Köstendilli Halil Efendi’nin (k.s) Müridine Mektubu

Köstendilli Halil Efendi’nin (k.s) Müridine Mektubu

Himmetli, hizmetli İhsan Efendi oğlum. “Şöhret âfettir.” sözü hadîs-i şeriftir, demişler.

Evlâdım,

Hem gönlümün muradı İhsan Efendi oğlum…

Âhir ömrümde senin gönderdiğin mektuplarla sohbet ederek Cenâb-ı Hakk’ın aşkını, Rasûlullâh Efendimiz’in (s.a.s) muhabbetini meşk etmeye gayret ediyoruz. Allah ve Rasûl yolunun fakîri olan bu zâtı sen nasıl sevindirdiysen, Cenâb-ı Hakk da sana inşaallah hem dünyada hem ahrette en büyük sevinçleri, saadeti ikram eylesin. Senden pek hoşnudum. Biz, sana şeyhinin himmetiyle mürebbî olduk. Sohbet şeyhliği derler ya, öyle oldu. Bize yazmış olduğun manâların (rüyaların) tâbirlerini tek tek vermektense bilinmesi gereken malûmatı sana arz edeyim. Böylece hem manâlarının tâbirine hem de bu yolun manâlarının tarifine vâkıf olasın.

Hep ağlamak olmaz ya, seni güldüreyim. A oğlum, sadece sen rüya görmüyorsun ya! Biz de rüya görüyoruz. Elhamdülillah ki, Cenâb-ı Hakk, bildikleriyle amel edenlere bilmesi lâzım gelenleri öğretiveriyor. Âlem-i manâda sen fakiri gördüğün gibi bizlere de seni gösteriyorlar. Lâkin sana bu rüyaları anlatmayacağım. İbret nazarıyla bakman için bir başka manâ anlatacağım. Hem sualine cevap hem maksat hâsıl olsun.

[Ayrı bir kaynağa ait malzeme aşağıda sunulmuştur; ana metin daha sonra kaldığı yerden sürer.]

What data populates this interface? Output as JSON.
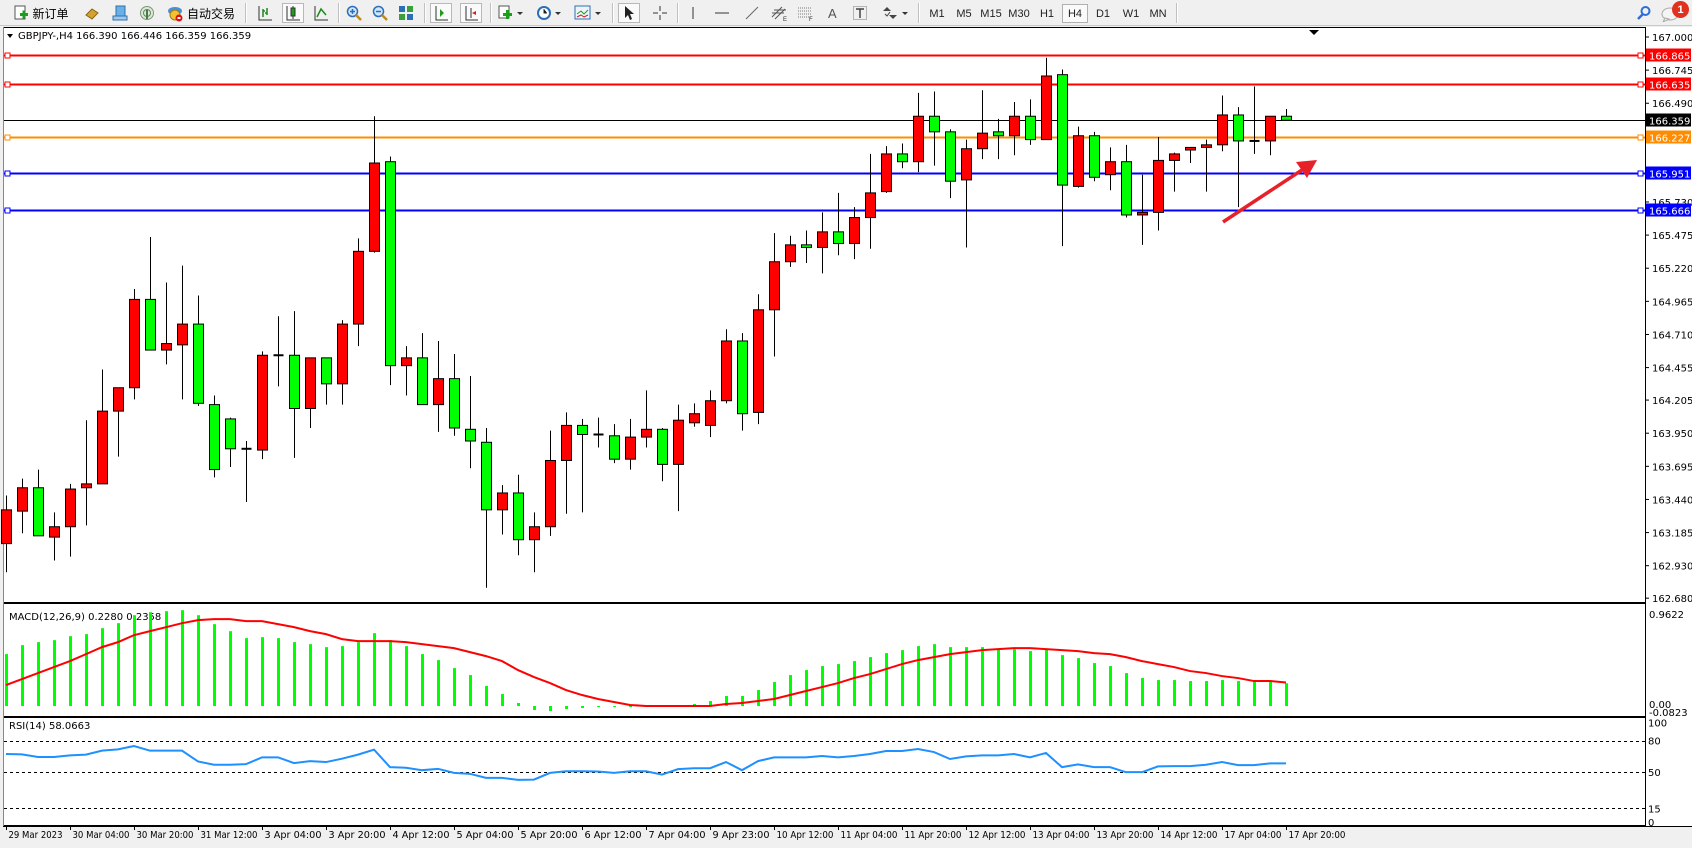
{
  "toolbar": {
    "new_order_label": "新订单",
    "auto_trading_label": "自动交易",
    "timeframes": [
      "M1",
      "M5",
      "M15",
      "M30",
      "H1",
      "H4",
      "D1",
      "W1",
      "MN"
    ],
    "selected_timeframe": "H4",
    "notification_count": "1"
  },
  "chart_header": "GBPJPY-,H4  166.390 166.446 166.359 166.359",
  "macd_label": "MACD(12,26,9) 0.2280 0.2358",
  "rsi_label": "RSI(14) 58.0663",
  "colors": {
    "bull": "#ff0000",
    "bear": "#00ff00",
    "macd_hist": "#00ff00",
    "macd_signal": "#ff0000",
    "rsi": "#1e90ff",
    "bid": "#000000"
  },
  "chart_data": {
    "type": "candlestick",
    "symbol": "GBPJPY-",
    "timeframe": "H4",
    "ylim": [
      162.68,
      167.0
    ],
    "price_ticks": [
      "167.000",
      "166.745",
      "166.490",
      "165.730",
      "165.475",
      "165.220",
      "164.965",
      "164.710",
      "164.455",
      "164.205",
      "163.950",
      "163.695",
      "163.440",
      "163.185",
      "162.930",
      "162.680"
    ],
    "time_labels": [
      "29 Mar 2023",
      "30 Mar 04:00",
      "30 Mar 20:00",
      "31 Mar 12:00",
      "3 Apr 04:00",
      "3 Apr 20:00",
      "4 Apr 12:00",
      "5 Apr 04:00",
      "5 Apr 20:00",
      "6 Apr 12:00",
      "7 Apr 04:00",
      "9 Apr 23:00",
      "10 Apr 12:00",
      "11 Apr 04:00",
      "11 Apr 20:00",
      "12 Apr 12:00",
      "13 Apr 04:00",
      "13 Apr 20:00",
      "14 Apr 12:00",
      "17 Apr 04:00",
      "17 Apr 20:00"
    ],
    "ohlc": [
      [
        163.1,
        163.47,
        162.88,
        163.36
      ],
      [
        163.35,
        163.6,
        163.18,
        163.53
      ],
      [
        163.53,
        163.67,
        163.16,
        163.16
      ],
      [
        163.15,
        163.34,
        162.97,
        163.23
      ],
      [
        163.23,
        163.56,
        163.0,
        163.52
      ],
      [
        163.53,
        164.05,
        163.24,
        163.56
      ],
      [
        163.56,
        164.44,
        163.56,
        164.12
      ],
      [
        164.12,
        164.3,
        163.77,
        164.3
      ],
      [
        164.3,
        165.06,
        164.21,
        164.98
      ],
      [
        164.98,
        165.46,
        164.59,
        164.59
      ],
      [
        164.59,
        165.11,
        164.48,
        164.64
      ],
      [
        164.63,
        165.24,
        164.21,
        164.79
      ],
      [
        164.79,
        165.01,
        164.16,
        164.18
      ],
      [
        164.17,
        164.24,
        163.61,
        163.67
      ],
      [
        164.06,
        164.07,
        163.69,
        163.83
      ],
      [
        163.83,
        163.89,
        163.42,
        163.83
      ],
      [
        163.82,
        164.58,
        163.75,
        164.55
      ],
      [
        164.55,
        164.85,
        164.31,
        164.55
      ],
      [
        164.55,
        164.89,
        163.76,
        164.14
      ],
      [
        164.14,
        164.53,
        163.99,
        164.53
      ],
      [
        164.53,
        164.53,
        164.17,
        164.33
      ],
      [
        164.33,
        164.82,
        164.17,
        164.79
      ],
      [
        164.79,
        165.45,
        164.62,
        165.35
      ],
      [
        165.35,
        166.39,
        165.34,
        166.03
      ],
      [
        166.04,
        166.08,
        164.32,
        164.47
      ],
      [
        164.47,
        164.62,
        164.24,
        164.53
      ],
      [
        164.53,
        164.72,
        164.17,
        164.17
      ],
      [
        164.17,
        164.66,
        163.96,
        164.37
      ],
      [
        164.37,
        164.56,
        163.93,
        163.99
      ],
      [
        163.98,
        164.39,
        163.68,
        163.89
      ],
      [
        163.88,
        163.99,
        162.76,
        163.36
      ],
      [
        163.36,
        163.55,
        163.17,
        163.49
      ],
      [
        163.49,
        163.63,
        163.01,
        163.13
      ],
      [
        163.13,
        163.34,
        162.88,
        163.23
      ],
      [
        163.23,
        163.97,
        163.16,
        163.74
      ],
      [
        163.74,
        164.11,
        163.33,
        164.01
      ],
      [
        164.01,
        164.06,
        163.34,
        163.94
      ],
      [
        163.94,
        164.07,
        163.84,
        163.93
      ],
      [
        163.93,
        164.02,
        163.72,
        163.75
      ],
      [
        163.75,
        164.06,
        163.67,
        163.92
      ],
      [
        163.92,
        164.28,
        163.84,
        163.98
      ],
      [
        163.98,
        163.99,
        163.58,
        163.71
      ],
      [
        163.71,
        164.17,
        163.35,
        164.05
      ],
      [
        164.03,
        164.18,
        164.0,
        164.1
      ],
      [
        164.01,
        164.28,
        163.92,
        164.2
      ],
      [
        164.2,
        164.75,
        164.18,
        164.66
      ],
      [
        164.66,
        164.72,
        163.97,
        164.1
      ],
      [
        164.11,
        165.02,
        164.02,
        164.9
      ],
      [
        164.9,
        165.49,
        164.54,
        165.27
      ],
      [
        165.27,
        165.47,
        165.23,
        165.4
      ],
      [
        165.4,
        165.51,
        165.26,
        165.38
      ],
      [
        165.38,
        165.65,
        165.18,
        165.5
      ],
      [
        165.5,
        165.8,
        165.32,
        165.41
      ],
      [
        165.41,
        165.69,
        165.29,
        165.61
      ],
      [
        165.61,
        166.1,
        165.37,
        165.8
      ],
      [
        165.81,
        166.16,
        165.8,
        166.1
      ],
      [
        166.1,
        166.18,
        165.99,
        166.04
      ],
      [
        166.04,
        166.57,
        165.96,
        166.39
      ],
      [
        166.39,
        166.58,
        166.01,
        166.27
      ],
      [
        166.27,
        166.29,
        165.76,
        165.89
      ],
      [
        165.9,
        166.21,
        165.38,
        166.14
      ],
      [
        166.14,
        166.59,
        166.06,
        166.26
      ],
      [
        166.27,
        166.37,
        166.06,
        166.24
      ],
      [
        166.24,
        166.5,
        166.09,
        166.39
      ],
      [
        166.39,
        166.52,
        166.17,
        166.21
      ],
      [
        166.21,
        166.84,
        166.21,
        166.7
      ],
      [
        166.71,
        166.75,
        165.39,
        165.86
      ],
      [
        165.85,
        166.31,
        165.84,
        166.24
      ],
      [
        166.24,
        166.27,
        165.89,
        165.92
      ],
      [
        165.94,
        166.15,
        165.82,
        166.04
      ],
      [
        166.04,
        166.17,
        165.61,
        165.63
      ],
      [
        165.63,
        165.94,
        165.4,
        165.65
      ],
      [
        165.65,
        166.23,
        165.51,
        166.05
      ],
      [
        166.05,
        166.11,
        165.81,
        166.1
      ],
      [
        166.13,
        166.15,
        166.03,
        166.15
      ],
      [
        166.15,
        166.21,
        165.81,
        166.17
      ],
      [
        166.17,
        166.55,
        166.12,
        166.4
      ],
      [
        166.4,
        166.46,
        165.69,
        166.2
      ],
      [
        166.2,
        166.62,
        166.1,
        166.2
      ],
      [
        166.2,
        166.39,
        166.09,
        166.39
      ],
      [
        166.39,
        166.446,
        166.359,
        166.359
      ]
    ],
    "hlines": [
      {
        "price": "166.865",
        "color": "#ff0000"
      },
      {
        "price": "166.635",
        "color": "#ff0000"
      },
      {
        "price": "166.359",
        "color": "#000000"
      },
      {
        "price": "166.227",
        "color": "#ff8c00"
      },
      {
        "price": "165.951",
        "color": "#0000ff"
      },
      {
        "price": "165.666",
        "color": "#0000ff"
      }
    ],
    "macd": {
      "ylim": [
        -0.0823,
        0.9622
      ],
      "axis_labels": [
        "0.9622",
        "0.00",
        "-0.0823"
      ],
      "histogram": [
        0.52,
        0.61,
        0.64,
        0.66,
        0.7,
        0.72,
        0.78,
        0.83,
        0.91,
        0.94,
        0.95,
        0.96,
        0.91,
        0.82,
        0.75,
        0.68,
        0.69,
        0.68,
        0.64,
        0.62,
        0.59,
        0.6,
        0.64,
        0.73,
        0.66,
        0.6,
        0.52,
        0.46,
        0.38,
        0.31,
        0.2,
        0.12,
        0.03,
        -0.04,
        -0.05,
        -0.03,
        -0.02,
        -0.01,
        -0.01,
        -0.01,
        0.0,
        0.0,
        0.01,
        0.02,
        0.05,
        0.1,
        0.1,
        0.16,
        0.24,
        0.31,
        0.36,
        0.4,
        0.42,
        0.45,
        0.49,
        0.53,
        0.56,
        0.6,
        0.62,
        0.59,
        0.59,
        0.59,
        0.57,
        0.57,
        0.55,
        0.57,
        0.51,
        0.48,
        0.43,
        0.4,
        0.33,
        0.28,
        0.26,
        0.26,
        0.25,
        0.25,
        0.26,
        0.25,
        0.25,
        0.25,
        0.228
      ],
      "signal": [
        0.21,
        0.27,
        0.33,
        0.39,
        0.45,
        0.52,
        0.59,
        0.64,
        0.71,
        0.75,
        0.79,
        0.83,
        0.86,
        0.87,
        0.87,
        0.85,
        0.85,
        0.82,
        0.79,
        0.75,
        0.72,
        0.67,
        0.65,
        0.65,
        0.65,
        0.64,
        0.62,
        0.6,
        0.58,
        0.54,
        0.5,
        0.45,
        0.36,
        0.29,
        0.23,
        0.16,
        0.11,
        0.07,
        0.04,
        0.01,
        0.0,
        0.0,
        0.0,
        0.0,
        0.0,
        0.02,
        0.03,
        0.05,
        0.07,
        0.11,
        0.15,
        0.19,
        0.23,
        0.28,
        0.32,
        0.37,
        0.42,
        0.46,
        0.49,
        0.52,
        0.54,
        0.56,
        0.57,
        0.58,
        0.58,
        0.57,
        0.56,
        0.55,
        0.53,
        0.52,
        0.49,
        0.45,
        0.42,
        0.39,
        0.35,
        0.33,
        0.3,
        0.28,
        0.25,
        0.25,
        0.2358
      ]
    },
    "rsi": {
      "ylim": [
        0,
        100
      ],
      "levels": [
        "80",
        "50",
        "15"
      ],
      "axis_labels": [
        "100",
        "80",
        "50",
        "15",
        "0"
      ],
      "values": [
        67.1,
        66.8,
        64.2,
        64.2,
        65.8,
        66.5,
        70.3,
        71.6,
        74.8,
        70.3,
        70.3,
        70.3,
        60.0,
        56.8,
        56.8,
        57.4,
        63.9,
        63.9,
        58.4,
        60.3,
        59.4,
        62.6,
        66.5,
        71.3,
        54.5,
        53.9,
        51.6,
        52.9,
        49.0,
        48.1,
        44.2,
        44.2,
        42.3,
        42.6,
        49.0,
        50.6,
        50.6,
        50.3,
        49.0,
        50.6,
        50.6,
        47.4,
        52.6,
        53.5,
        53.5,
        59.4,
        51.6,
        60.3,
        63.9,
        63.9,
        63.9,
        65.2,
        63.9,
        65.2,
        67.1,
        70.0,
        70.0,
        71.9,
        69.0,
        62.3,
        64.8,
        65.8,
        65.8,
        67.1,
        63.9,
        68.1,
        54.5,
        57.1,
        54.5,
        54.5,
        49.7,
        49.7,
        55.2,
        55.5,
        55.5,
        56.8,
        59.4,
        56.5,
        56.5,
        58.1,
        58.0663
      ]
    }
  }
}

Manâmda fakirin eski dervişlerinden biri zuhur ediyor. Güzel bir mekânda buluşuyoruz. Ben onu gördüğümde neşeyle karşılıyorum, lâkin o biraz dertli, benim verdiğim selâmı dahi duymadan ve “Aleyküm selâm!” demeden, dedi ki: “Efendi şeyhim, sultanım, bizler senden muhabbet haberlerini alamıyoruz. Bazı kimselerden muhabbet müjdelerinizi, manâda görüşmelerinizi veyahut haberleşmelerini duyuyoruz. Ama bizde böyle hâller olmuyor. Hatta huzurunuzda sohbete eriştiğimizde bize iltifat da buyurmuyorsunuz. Yakınlaşmak istediğimiz hâlde etrafımızdaki yakînler gibi olamıyoruz. Sebebi nedir?” Fakîr de ona cevaben diyorum ki: “Evlâdım, mürşidler hava gibidir. Herkes kendi miktarınca onu teneffüs eder. Sen hiç havanın bir kimseye yakın, diğer bir kimseye uzak olduğunu düşünebilir misin? Ciğerlerin müsaade ettiği kadarını içine çekersin. Göğsün tıkalı, nefes darlığın varsa bunun eksikliğini havada aramazsın, ciğerinde ararsın. Hem sonra biz bir kandil gibiyiz. O kandile yaklaştıkça kendin nurlanırsın, uzaklaştıkça kendin zulmette kalır, aydınlanamazsın. Sen kendin bize yakınlaşmayı talep et ve şeyhin hakkında ‘Şeyhim en çok beni sever.’ diye kalbinde hüsn-i zan et, bu güzel düşünceni başka bir kimseye de söyleme. Sonra bakarsın ki sen de rahat teneffüs ediyorsun, sen de aydınlanıyorsun ve şeyhine hâlen yakınlaşıyorsun.”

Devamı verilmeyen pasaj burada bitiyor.